How to Costume Your Drama by Deborah Noyes

As a storyteller, I want to absorb history, not rewrite it, so for me research always begins with secondary nonfiction sources. These orient me and provide a context for contemporary letters, diaries, and newspaper accountsprimary sources —which teem with flavor, texture, and “voices.”

After I’ve worked out a timeline and put my characters through their paces, the real grunt work begins.

I leave gaps and hollows throughout a first draft and fill the margins with questions: How does it feel to wear a corset? How did proper Victorian ladies conduct themselves at the seashore? What animals were kept in the Tower menagerie? How did a 19th century doctor characterize the symptoms of palsy?

Even superficial research can lead down unexpected paths — changing the course of the plot — so for me the bones of the story tend to be securely in place before I layer over facts and particulars.

Now I need to dress the characters and figure out how they talk and what their social habits are. I harvest from old etiquette and cookbooks, popular advice columns, fashion plates, political cartoons, social satire, even tabloids (Captivity is mostly set in early Victorian London and antebellum New York, so Punch magazine , The Illustrated Police News, and Godey’s Lady’s Book, were a few favorite sources.

This layering-over stage is about harvesting and keeping tick lists: male and female names, women’s and men’s clothing, trends in architecture and d├ęcor, colloquial expressions…

Here were a few notes I took on women’s costume:

· dress of slate-gray silk

· green silk mantelet trimmed with lace

· white bonnet with plaid pink ribbon

· short cloak of pink taffeta

· lace capelet tied with green ribbon

· cross-barred silk

· white silk fringed shawl

· green parasol and white gloves

· maid’s gown of patterned cotton…plain white apron

· morning or home dress of stone-colored mousseline trimmed with cording of crimson silk

· pelerine of crimson-dotted muslin

· apron of brown silk…crimson ribbon at neck

· carriage dress of green silk with narrow flounces of white lace at hem on bodice and sleeves

· white chip bonnet with lace and ribbons

· morning dress suitable for small dinner company later in season

· dress of fine white cambric edge with embroidery; brooch of agate, velvet bands of gold buckles at wrists

· walking dress of rich jasper silk with agate buttons

· mantilla of a scarf form trimmed with silk ribbons…bonnet of white chip

· dress of fawn-colored silk worn with large square shawl of wool

· skirt of green silk worn with chemisette of white organdy

· Spring undersleeves of muslin with rows of lace and ribbon bows

· Winter cloak of brown cloth trimmed with band of fringe

· pink silk bonnet with white ostrich feather

· visiting dress of lapis lazuli-colored poplin, scallops edged with white, buttons of black velvet

· walking dress of black foulard silk spotted with green, body and skirt trimmed with flat loops of green velvet ribbon

· costume for watering place… underskirt of white with blue bands at hem

· organdy robe of rich salmon striped with chocolate brown, edge of skirt in different shades of brown

· dress of the seaside… of buff alpaca

After a while, this simple domestic stuff starts to read like poetry!
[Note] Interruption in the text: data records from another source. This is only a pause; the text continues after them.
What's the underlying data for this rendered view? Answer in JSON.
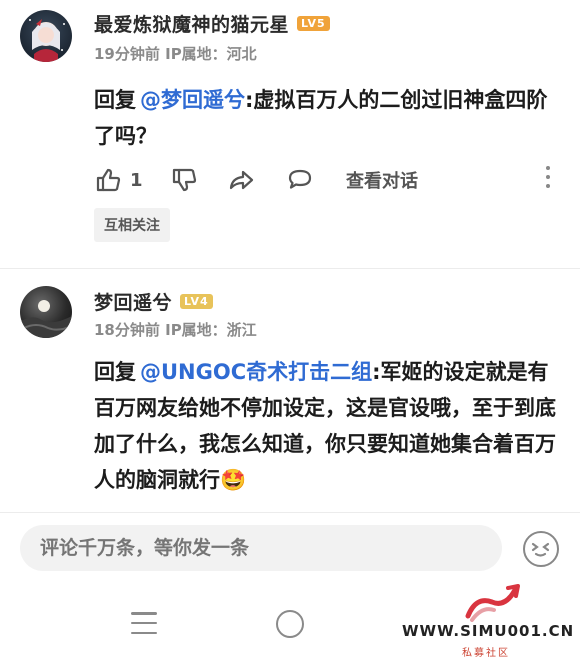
{
  "comments": [
    {
      "username": "最爱炼狱魔神的猫元星",
      "level": "LV5",
      "level_color": "#f0a33a",
      "time": "19分钟前",
      "location": "IP属地：河北",
      "reply_prefix": "回复",
      "mention": "@梦回遥兮",
      "text": ":虚拟百万人的二创过旧神盒四阶了吗？",
      "like_count": "1",
      "view_dialog": "查看对话",
      "tag": "互相关注"
    },
    {
      "username": "梦回遥兮",
      "level": "LV4",
      "level_color": "#e8c35a",
      "time": "18分钟前",
      "location": "IP属地：浙江",
      "reply_prefix": "回复",
      "mention": "@UNGOC奇术打击二组",
      "text": ":军姬的设定就是有百万网友给她不停加设定，这是官设哦，至于到底加了什么，我怎么知道，你只要知道她集合着百万人的脑洞就行",
      "emoji": "🤩"
    }
  ],
  "input": {
    "placeholder": "评论千万条，等你发一条"
  },
  "watermark": {
    "url": "WWW.SIMU001.CN",
    "sub": "私募社区"
  },
  "colors": {
    "mention": "#2f6bd3",
    "meta": "#8a8a8a"
  }
}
It’s tempting to pack it all in. But only one or two of these tidbits actually made it into the novel. The trick with clothing, as with all descriptive detail in fiction, is to make it serve more than itself.
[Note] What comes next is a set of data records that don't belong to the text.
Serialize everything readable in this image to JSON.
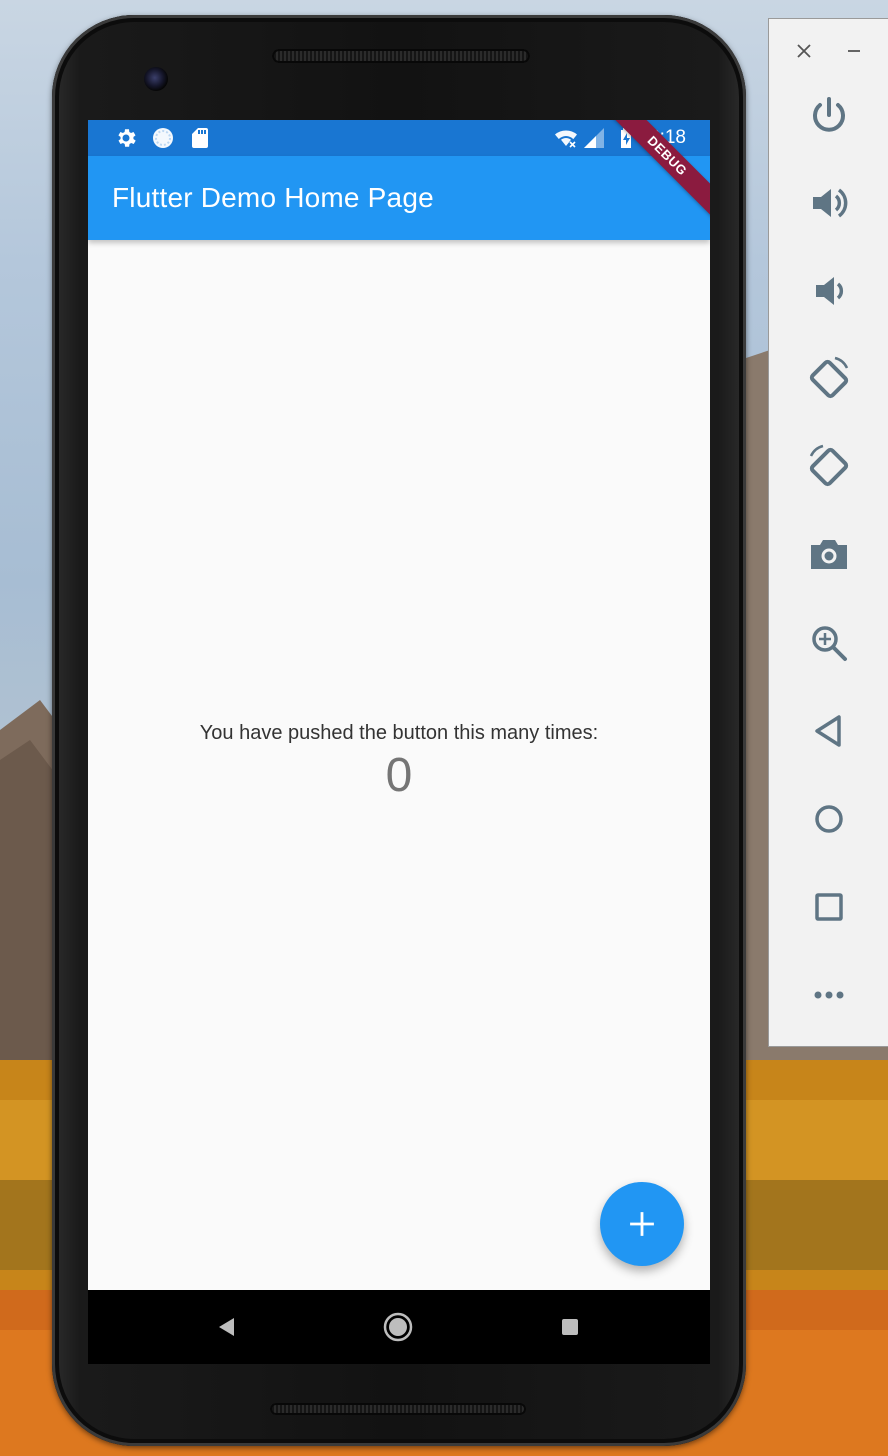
{
  "status_bar": {
    "time": "8:18",
    "left_icons": [
      "settings-icon",
      "sync-icon",
      "sd-card-icon"
    ],
    "right_icons": [
      "wifi-off-icon",
      "cell-signal-icon",
      "battery-charging-icon"
    ]
  },
  "app_bar": {
    "title": "Flutter Demo Home Page"
  },
  "debug_banner": {
    "label": "DEBUG"
  },
  "body": {
    "message": "You have pushed the button this many times:",
    "counter": "0"
  },
  "fab": {
    "icon": "add-icon"
  },
  "nav_bar": {
    "buttons": [
      "back-icon",
      "home-icon",
      "recents-icon"
    ]
  },
  "emulator_panel": {
    "window_controls": [
      "close-icon",
      "minimize-icon"
    ],
    "buttons": [
      "power-icon",
      "volume-up-icon",
      "volume-down-icon",
      "rotate-left-icon",
      "rotate-right-icon",
      "camera-icon",
      "zoom-icon",
      "back-icon",
      "home-icon",
      "overview-icon",
      "more-icon"
    ]
  },
  "colors": {
    "primary": "#2196f3",
    "primary_dark": "#1976d2",
    "debug_banner": "#8b1b3f",
    "panel_icon": "#5f7584"
  }
}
So a scene in Captivity where two characters discuss how to care for a top hat characterizes Clara Gill as a child, hinting at how her surrogate uncle Artemus indulges her tom-boy nature. Maggie Fox longs to escape a dull rural life to wear “big Bertha sleeves and be admired” in Rochester drawing rooms. Elisha Kent Kane is fairly obsessed with Maggie’s attire — he wants a proper lady for a consort and sends “a trifle of ermine” for her neck and fine French undersleeves — while Artemus claims that Will Cross’s unsuitable clothes “reveal him.Small details can say a lot about who holds power in a given scene or situation.

The hard part in the end is keeping it organic, putting all your good research to work without weighting down the story.

Characters aren’t tourists in the time and place they inhabit — even if the modern reader is!